LifeCanvas Wiki

Organoid Protocol

Reagents/Equipment Required

Fixation

Before proceeding, please check the Expiration Date on the SHIELD-Epoxy bottle. If the solution is used after the expiration date the mechanical stability of the sample can be compromised.

1. Fix your samples with 4% PFA using your preferred fixation method for organoids. 4% PFA isn’t required, but some PFA is necessary to form the crosslinking network for SHIELD Fixation.

2. Thaw some SHIELD Epoxy and mix it with SHIELD ON Buffer in a ratio of 1:7 (1 part Epoxy to 7 parts ON). You can perform this step with many organoids in one larger volume (~5mL) or individually with 500 µL solution in well plates or small centrifugal tubes.

3. Incubate the organoids in the mixture overnight at 4°C.

4. Move the samples to RT and incubate for 6 more hours without changing the solution.

At this point, the samples are SHIELD fixed and can be stored long term in PBSN at 4°C until you are ready to proceed. It is best to process samples quickly however.

Delipidation

The exact delipidation time depends on the size of your organoids and lipid content. There are some guidelines below, but testing empirically is always best for your particular organoids.

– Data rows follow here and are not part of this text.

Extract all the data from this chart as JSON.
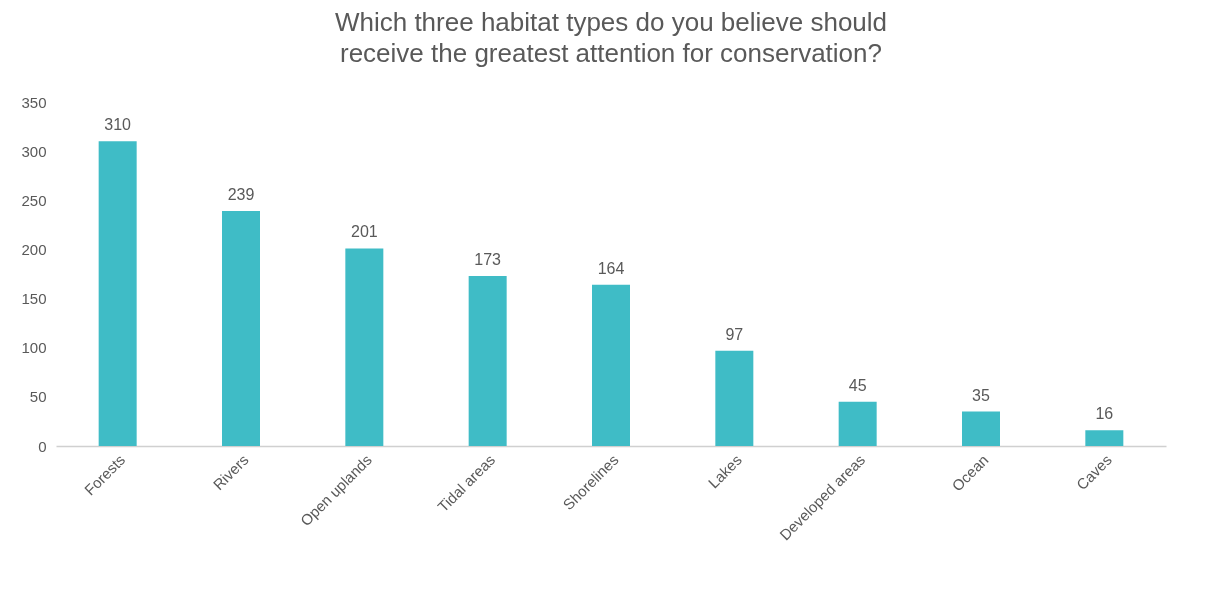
{
  "chart_data": {
    "type": "bar",
    "title": "Which three habitat types do you believe should receive the greatest attention for conservation?",
    "categories": [
      "Forests",
      "Rivers",
      "Open uplands",
      "Tidal areas",
      "Shorelines",
      "Lakes",
      "Developed areas",
      "Ocean",
      "Caves"
    ],
    "values": [
      310,
      239,
      201,
      173,
      164,
      97,
      45,
      35,
      16
    ],
    "color": "#3fbcc6",
    "ylim": [
      0,
      350
    ],
    "yticks": [
      0,
      50,
      100,
      150,
      200,
      250,
      300,
      350
    ],
    "grid": false,
    "data_labels": true
  }
}
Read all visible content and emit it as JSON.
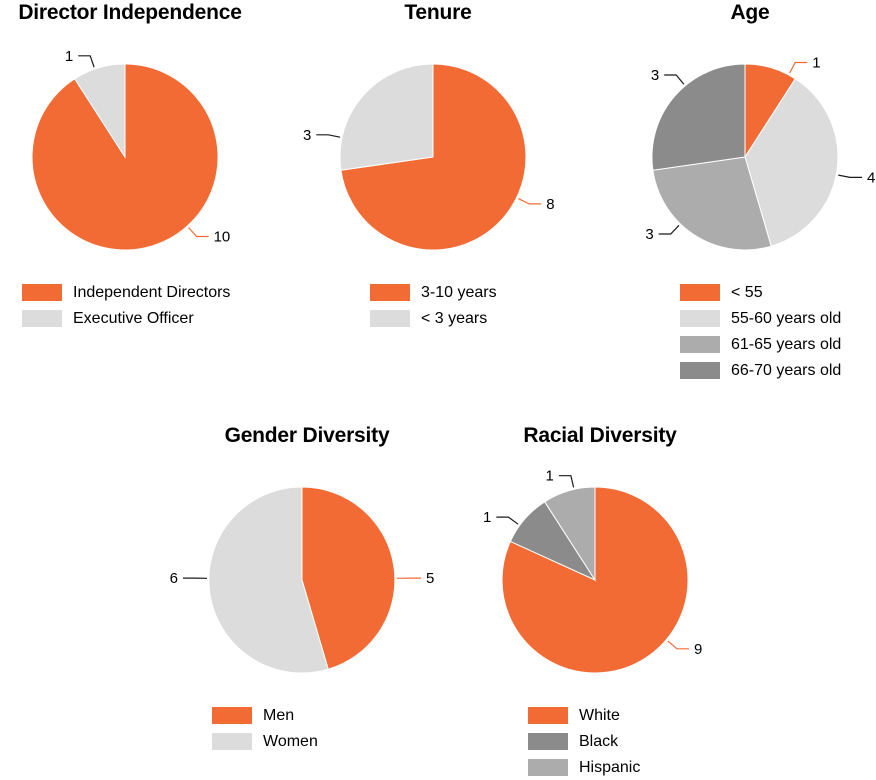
{
  "colors": {
    "orange": "#F26B35",
    "light_gray": "#DCDCDC",
    "mid_gray": "#ACACAC",
    "dark_gray": "#8B8B8B",
    "dark": "#1A1A1A",
    "text": "#000000",
    "background": "#FFFFFF"
  },
  "chart_data": [
    {
      "type": "pie",
      "title": "Director Independence",
      "total": 11,
      "direction": "clockwise",
      "start_angle_deg": 0,
      "legend_position": "bottom-left",
      "slices": [
        {
          "label": "Independent Directors",
          "value": 10,
          "color": "orange",
          "callout_angle_deg": 138,
          "leader_color": "orange"
        },
        {
          "label": "Executive Officer",
          "value": 1,
          "color": "light_gray",
          "callout_angle_deg": 341,
          "leader_color": "dark"
        }
      ]
    },
    {
      "type": "pie",
      "title": "Tenure",
      "total": 11,
      "direction": "clockwise",
      "start_angle_deg": 0,
      "legend_position": "bottom-left",
      "slices": [
        {
          "label": "3-10 years",
          "value": 8,
          "color": "orange",
          "callout_angle_deg": 116,
          "leader_color": "orange"
        },
        {
          "label": "< 3 years",
          "value": 3,
          "color": "light_gray",
          "callout_angle_deg": 282,
          "leader_color": "dark"
        }
      ]
    },
    {
      "type": "pie",
      "title": "Age",
      "total": 11,
      "direction": "clockwise",
      "start_angle_deg": 0,
      "legend_position": "bottom-left",
      "slices": [
        {
          "label": "< 55",
          "value": 1,
          "color": "orange",
          "callout_angle_deg": 28,
          "leader_color": "orange"
        },
        {
          "label": "55-60 years old",
          "value": 4,
          "color": "light_gray",
          "callout_angle_deg": 101,
          "leader_color": "dark"
        },
        {
          "label": "61-65 years old",
          "value": 3,
          "color": "mid_gray",
          "callout_angle_deg": 224,
          "leader_color": "dark"
        },
        {
          "label": "66-70 years old",
          "value": 3,
          "color": "dark_gray",
          "callout_angle_deg": 320,
          "leader_color": "dark"
        }
      ]
    },
    {
      "type": "pie",
      "title": "Gender Diversity",
      "total": 11,
      "direction": "clockwise",
      "start_angle_deg": 0,
      "legend_position": "bottom-left",
      "slices": [
        {
          "label": "Men",
          "value": 5,
          "color": "orange",
          "callout_angle_deg": 89,
          "leader_color": "orange"
        },
        {
          "label": "Women",
          "value": 6,
          "color": "light_gray",
          "callout_angle_deg": 271,
          "leader_color": "dark"
        }
      ]
    },
    {
      "type": "pie",
      "title": "Racial Diversity",
      "total": 11,
      "direction": "clockwise",
      "start_angle_deg": 0,
      "legend_position": "bottom-left",
      "slices": [
        {
          "label": "White",
          "value": 9,
          "color": "orange",
          "callout_angle_deg": 130,
          "leader_color": "orange"
        },
        {
          "label": "Black",
          "value": 1,
          "color": "dark_gray",
          "callout_angle_deg": 306,
          "leader_color": "dark"
        },
        {
          "label": "Hispanic",
          "value": 1,
          "color": "mid_gray",
          "callout_angle_deg": 347,
          "leader_color": "dark"
        }
      ]
    }
  ]
}
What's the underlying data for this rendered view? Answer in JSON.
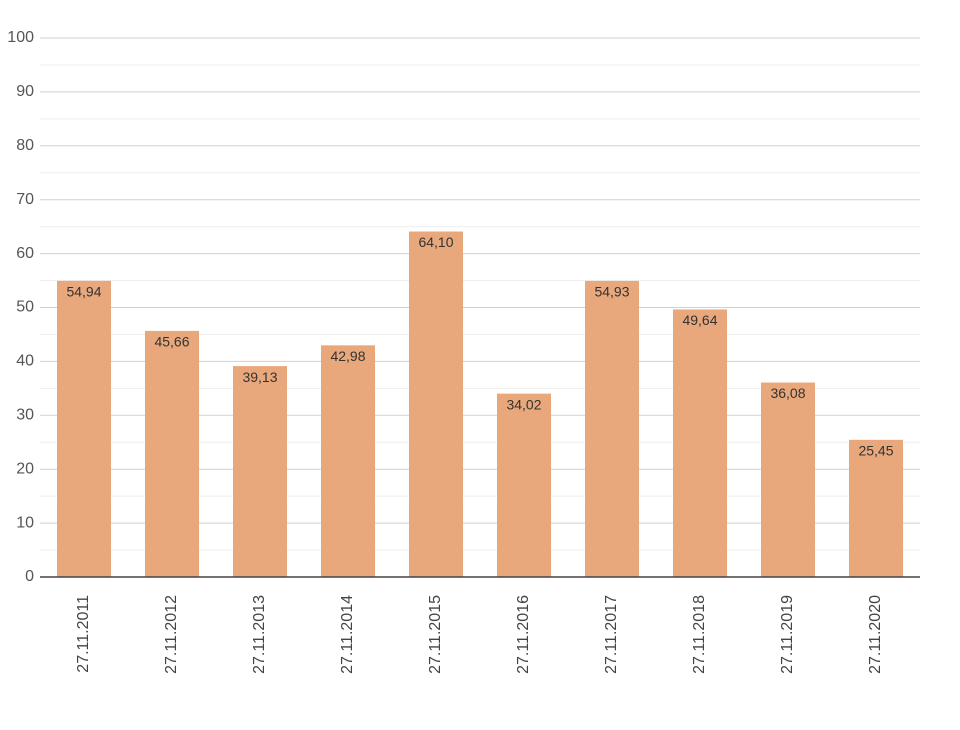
{
  "chart_data": {
    "type": "bar",
    "categories": [
      "27.11.2011",
      "27.11.2012",
      "27.11.2013",
      "27.11.2014",
      "27.11.2015",
      "27.11.2016",
      "27.11.2017",
      "27.11.2018",
      "27.11.2019",
      "27.11.2020"
    ],
    "values": [
      54.94,
      45.66,
      39.13,
      42.98,
      64.1,
      34.02,
      54.93,
      49.64,
      36.08,
      25.45
    ],
    "value_labels": [
      "54,94",
      "45,66",
      "39,13",
      "42,98",
      "64,10",
      "34,02",
      "54,93",
      "49,64",
      "36,08",
      "25,45"
    ],
    "color": "#e8a87c",
    "ylim": [
      0,
      100
    ],
    "yticks": [
      0,
      10,
      20,
      30,
      40,
      50,
      60,
      70,
      80,
      90,
      100
    ],
    "minor_yticks": [
      5,
      15,
      25,
      35,
      45,
      55,
      65,
      75,
      85,
      95
    ],
    "grid": true
  }
}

1. Incubate the samples in Delipidation Buffer at 37°C. Just like the fixation, this can be done with many organoids in one larger volume (~5 mL) or individually with 500 µL solution in well plates or small centrifugal tubes.

2. Use these times as a guideline based on the size of your organoid. You can always delipidate for longer than the guideline – the solution is generally gentle on tissues.

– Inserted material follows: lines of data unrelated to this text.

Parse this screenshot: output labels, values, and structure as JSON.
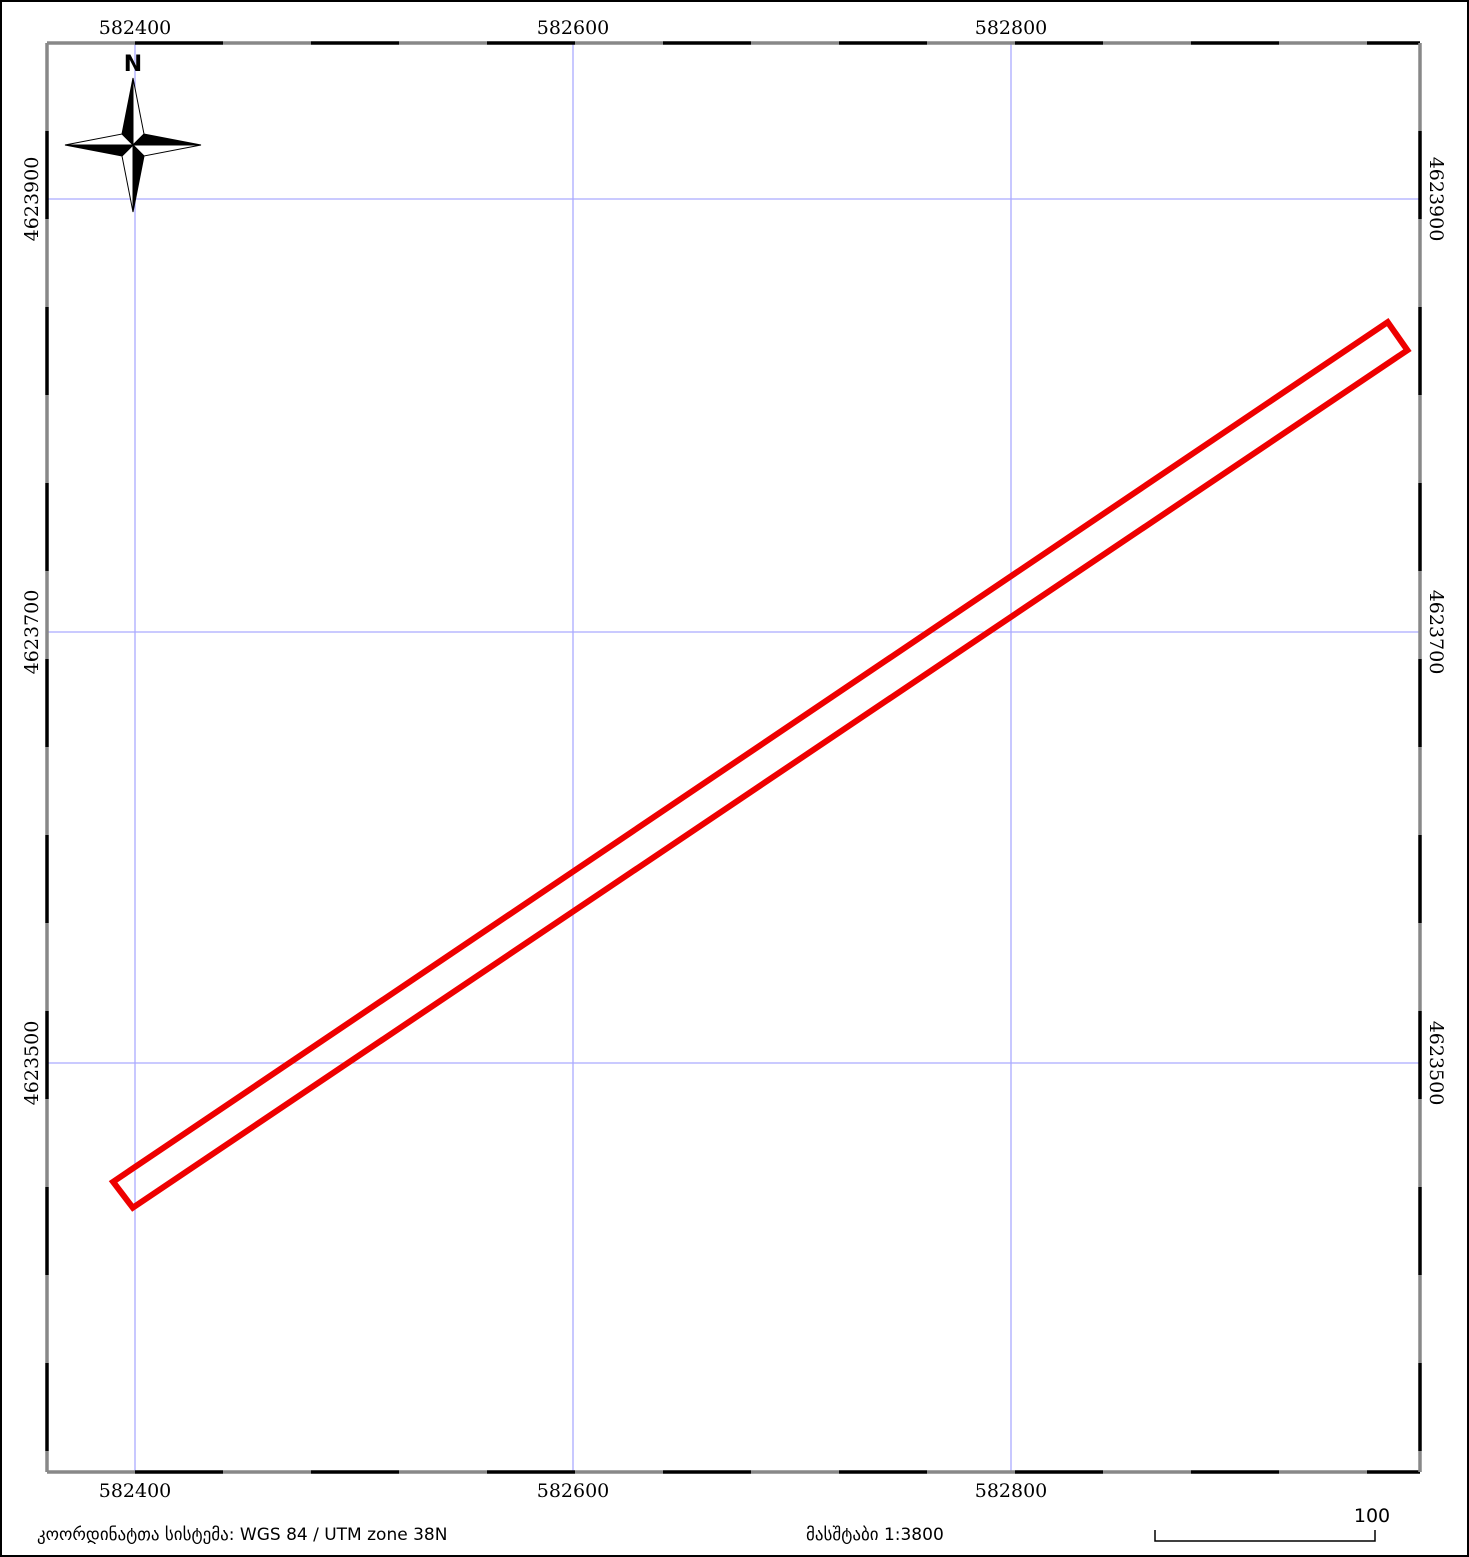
{
  "map": {
    "crs": "WGS 84 / UTM zone 38N",
    "scale": "1:3800",
    "colors": {
      "grid": "#aaaaff",
      "parcel_outline": "#ee0000",
      "frame": "#000000",
      "frame_alt": "#888888"
    },
    "x_ticks": [
      "582400",
      "582600",
      "582800"
    ],
    "y_ticks": [
      "4623900",
      "4623700",
      "4623500"
    ],
    "parcel": {
      "vertices_utm": [
        [
          582390,
          4623445
        ],
        [
          582972,
          4623843
        ],
        [
          582981,
          4623830
        ],
        [
          582399,
          4623433
        ]
      ]
    }
  },
  "north_arrow": {
    "label": "N",
    "icon": "compass-rose-icon"
  },
  "footer": {
    "crs_label": "კოორდინატთა სისტემა: WGS 84 / UTM zone 38N",
    "scale_label": "მასშტაბი 1:3800",
    "scale_bar_label": "100"
  }
}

~500 µm diameter or smaller: overnight

~1 mm diameter: 24 hours

~2-3 mm diameter: 2 days

After delipidation is complete, wash the sample in PBSTN at RT for at least 3 hours. The samples can now be stored long term in PBSN at 4°C until you are ready to proceed. It is best to process samples quickly however.

Optional Immunolabeling

This step can be skipped if you do not need to label the samples with antibodies or dyes and are just imaging endogenous FPs.

The exact times, temperatures, and dilutions all need to be determined empirically based on your particular sample and target of choice.

1. Prepare the primary antibody solution in PBSTN. We recommend starting with the antibody manufacturer’s recommended dilution for IHC and a 3-4 day incubation at 37°C.

2. Wash the samples for ~6hrs in PBSTN at 37°C with 4-5 refreshes of the solution.

3. We recommend a quick (~2 hr) 4% PFA fix after primary. We have found that this reduces nonspecific aggregate signal, likely caused by primaries dissociating during secondary and forming aggregates. To do this, prepare a solution of 4% PFA with a final concentration of 1X PBS and incubate the samples at RT for 2 hours.

4. Wash out PFA with PBSTN over several hours.

5. Prepare the secondary antibody solution in PBSTN. We recommend using a 2:1 molar ratio of secondary to primary. Nuclear dyes like DAPI, Syto16, YoPro1, or Propidium iodide can be added to the solution to label nuclei. Please note that DAPI should only be used if the sample is ~1mm or smaller. Light penetration at that wavelength is poor even in cleared tissue. Incubate the sample at 37°C for 3-4 days.

6. Repeat steps 2-4 to wash and PFA fix the antibodies.

Index Matching

1. Prepare a solution of 50% EasyIndex in distilled water. Incubate the samples for 2-3 hours at 37°C.

2. Move the samples to 100% EasyIndex and incubate for 2-3 more hours at 37°C or until transparent.

If you can’t find the samples after index matching, a small UV pen light like this one from Amazon can help find the samples.